The T₁ relaxation properties of Yb-DO3A-oAA. Results are shown with respect to (A) concentration and (B) temperature for selective saturation of the amide (solid circles) and amine (open circles), and for control studies with no saturation (solid squares) and selective saturation at +80 ppm (open squares). These linear relationships have an r² correlation coefficient > 0.98. The amine-to-amide ratio is also shown (solid diamonds). Error bars represent the standard deviation of the T₁ inversion-recovery data fitting routine, and are smaller than the symbol for many data points.

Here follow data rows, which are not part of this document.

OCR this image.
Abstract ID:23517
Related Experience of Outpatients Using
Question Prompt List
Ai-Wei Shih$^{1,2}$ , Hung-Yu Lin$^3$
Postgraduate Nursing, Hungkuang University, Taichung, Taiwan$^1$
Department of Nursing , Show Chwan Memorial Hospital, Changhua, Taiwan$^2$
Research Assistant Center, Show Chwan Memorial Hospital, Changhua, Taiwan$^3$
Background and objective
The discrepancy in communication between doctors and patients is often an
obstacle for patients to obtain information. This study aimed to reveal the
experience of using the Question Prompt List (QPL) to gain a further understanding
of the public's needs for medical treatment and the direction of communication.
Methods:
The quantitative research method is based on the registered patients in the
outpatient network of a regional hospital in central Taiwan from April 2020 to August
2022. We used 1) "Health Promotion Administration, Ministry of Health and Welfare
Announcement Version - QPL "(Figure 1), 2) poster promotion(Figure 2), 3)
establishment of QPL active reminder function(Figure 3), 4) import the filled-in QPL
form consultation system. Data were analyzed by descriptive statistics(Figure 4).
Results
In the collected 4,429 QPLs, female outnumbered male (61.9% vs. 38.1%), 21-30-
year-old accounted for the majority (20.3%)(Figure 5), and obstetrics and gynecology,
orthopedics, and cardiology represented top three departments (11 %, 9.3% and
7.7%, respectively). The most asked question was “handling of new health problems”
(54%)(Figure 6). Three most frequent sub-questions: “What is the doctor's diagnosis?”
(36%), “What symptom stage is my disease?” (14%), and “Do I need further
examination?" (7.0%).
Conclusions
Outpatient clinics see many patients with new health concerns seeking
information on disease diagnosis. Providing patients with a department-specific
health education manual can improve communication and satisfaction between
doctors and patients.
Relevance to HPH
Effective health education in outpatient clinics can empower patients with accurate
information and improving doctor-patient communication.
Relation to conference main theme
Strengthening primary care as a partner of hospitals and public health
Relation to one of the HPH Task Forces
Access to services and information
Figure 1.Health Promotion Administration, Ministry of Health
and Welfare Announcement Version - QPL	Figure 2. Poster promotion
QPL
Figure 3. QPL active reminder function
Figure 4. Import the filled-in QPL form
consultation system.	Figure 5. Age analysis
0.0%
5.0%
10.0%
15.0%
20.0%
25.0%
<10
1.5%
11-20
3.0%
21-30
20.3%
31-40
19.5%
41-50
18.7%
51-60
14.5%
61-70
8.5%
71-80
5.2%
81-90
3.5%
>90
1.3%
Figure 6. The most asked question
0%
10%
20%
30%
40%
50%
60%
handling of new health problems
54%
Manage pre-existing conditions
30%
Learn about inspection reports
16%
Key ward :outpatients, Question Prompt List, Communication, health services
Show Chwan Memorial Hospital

The concentration-dependent ratio of R_1sat relaxation rates is relatively constant compared with the rates of the amine or amide.

Figure 6

The dependence of the CEST effect of Yb-DO3A-oAA on concentration for the amide (solid circles) and amine (open circles). (A) The CEST effects of the amine and the amide of Yb-DO3A-oAA each increased with increasing concentration, but the ratio of the CEST effects was insensitive to changes in concentration. (B) The Hanes calibration [eqn (4)] was used to measure the r_1sat relaxivities and chemical exchange rates of the agent, and the linearities of each calibration confirmed that the chemical exchange of the amide and amine are sufficiently described by a two-pool model.

Figure 7

(A) The dependence of the CEST effect of Yb-DO3A-oAA on T_1W relaxation times for the amide (solid circles, solid line) and amine (open circles, dashed line). (B) The slope and y-intercept of a modification of the Hanes calibration separates the conditions of concentration and chemical exchange rate (k_ex), respectively. The r² correlation coefficient is 0.50 and 0.36 for the calibration of the amine and amide, respectively.

Figure 8

The dependence of the CEST effect of Yb-DO3A-oAA on temperature for the amide (solid circles) and amine (open circles) and the amine-to-amide ratio (solid diamonds). Lines that connect the data points are provided as a visual aid. (A) The decreasing CEST effect of the amide with increasing temperatures reflects chemical shift coalescence that leads to incomplete saturation. The plateau of the amine’s CEST effect also indicates evidence for chemical shift coalescence at the highest temperatures. The ratio of the CEST effects is also dependent on temperature, but to a lesser extent especially at or below physiological temperatures (310 K). (B) The chemical shifts of the CEST effects depend on temperature. The absolute value of the chemical shifts is shown to facilitate visualization on one graph. (C) An increase in the CEST peak widths of the amide and amide indicates an increasing chemical exchange rate with increasing temperature (except for the amide at the highest temperature).

Figure 9

A more sophisticated analysis of the dependence of the CEST effect of Yb-DO3A-oAA on temperature. (A) The CEST effect is considered to be a first-order chemical reaction in which the PARACEST agent acts as a catalyst. (B) The plot of eqn (7) shows a linear relationship between 27.2 and 53.2 °C, indicating that the ratio of concentrations of the saturated amine and amide is constant within this temperature range.